Abstract. Ripley’s K functions are powerful tools for studying the spatial arrangement or spatiotemporal distribution characteristics of geographic phenomena and events in spatial analysis and has been used in many fields. However, the K functions are compute-intensive for point-wise distance comparisons, edge correction and simulations for significance test. Although parallel computing technologies have been adopted to accelerate K functions, previous works haven’t extended the optimization from space to space-time dimension. This study presents an acceleration method for K functions upon state-of-the-art distributed computing framework Apache Spark, and four optimization strategies are leveraged to simplify calculation procedures and accelerate distributed computing respectively, including 1) spatiotemporal indexing based on R-tree with Sort-Tile-Recursive (STR) algorithm for reducing distance comparison when retrieving potential spatiotemporally neighbouring points; 2) Hash-Table-based caching for spatiotemporal edge correction weights reuse and reducing repetitive computation; 3) Spatiotemporal partitioning using KDB-tree as well as cylinder intersection redundancy strategy for decreasing ghost buffer redundancy in partitions and supporting near-balanced distributed processing; 4) Customized serialization of spatiotemporal objects and indexes for lowering the overhead of data transmission.
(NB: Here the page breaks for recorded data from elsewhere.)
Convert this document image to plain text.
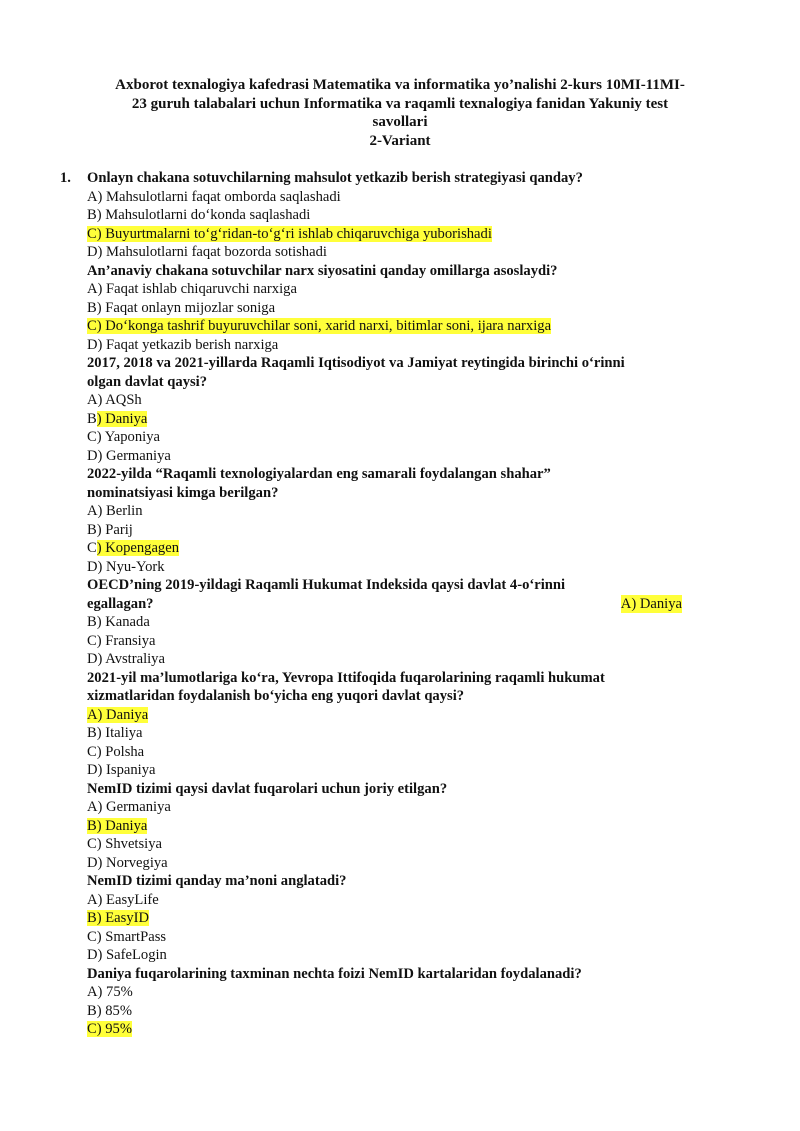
Axborot texnalogiya kafedrasi Matematika va informatika yo’nalishi 2-kurs 10MI-11MI-
23 guruh talabalari uchun Informatika va raqamli texnalogiya fanidan Yakuniy test
savollari
2-Variant
1. Onlayn chakana sotuvchilarning mahsulot yetkazib berish strategiyasi qanday?
A) Mahsulotlarni faqat omborda saqlashadi
B) Mahsulotlarni do‘konda saqlashadi
C) Buyurtmalarni to‘g‘ridan-to‘g‘ri ishlab chiqaruvchiga yuborishadi
D) Mahsulotlarni faqat bozorda sotishadi
An’anaviy chakana sotuvchilar narx siyosatini qanday omillarga asoslaydi?
A) Faqat ishlab chiqaruvchi narxiga
B) Faqat onlayn mijozlar soniga
C) Do‘konga tashrif buyuruvchilar soni, xarid narxi, bitimlar soni, ijara narxiga
D) Faqat yetkazib berish narxiga
2017, 2018 va 2021-yillarda Raqamli Iqtisodiyot va Jamiyat reytingida birinchi o‘rinni
olgan davlat qaysi?
A) AQSh
B) Daniya
C) Yaponiya
D) Germaniya
2022-yilda “Raqamli texnologiyalardan eng samarali foydalangan shahar”
nominatsiyasi kimga berilgan?
A) Berlin
B) Parij
C) Kopengagen
D) Nyu-York
OECD’ning 2019-yildagi Raqamli Hukumat Indeksida qaysi davlat 4-o‘rinni
egallagan?	A) Daniya
B) Kanada
C) Fransiya
D) Avstraliya
2021-yil ma’lumotlariga ko‘ra, Yevropa Ittifoqida fuqarolarining raqamli hukumat
xizmatlaridan foydalanish bo‘yicha eng yuqori davlat qaysi?
A) Daniya
B) Italiya
C) Polsha
D) Ispaniya
NemID tizimi qaysi davlat fuqarolari uchun joriy etilgan?
A) Germaniya
B) Daniya
C) Shvetsiya
D) Norvegiya
NemID tizimi qanday ma’noni anglatadi?
A) EasyLife
B) EasyID
C) SmartPass
D) SafeLogin
Daniya fuqarolarining taxminan nechta foizi NemID kartalaridan foydalanadi?
A) 75%
B) 85%
C) 95%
Experiments verify the effectiveness and time efficiency of the proposed optimization strategies, and also evaluate the overall performance and scalability. Based on the proposed methods, a web-based visual analytics framework has been developed and publicly shared through GitHub, and four types of the distributed K functions are implemented, including space, space-time, local and cross K functions, which demonstrates its value on promoting geographical and socioeconomic studies.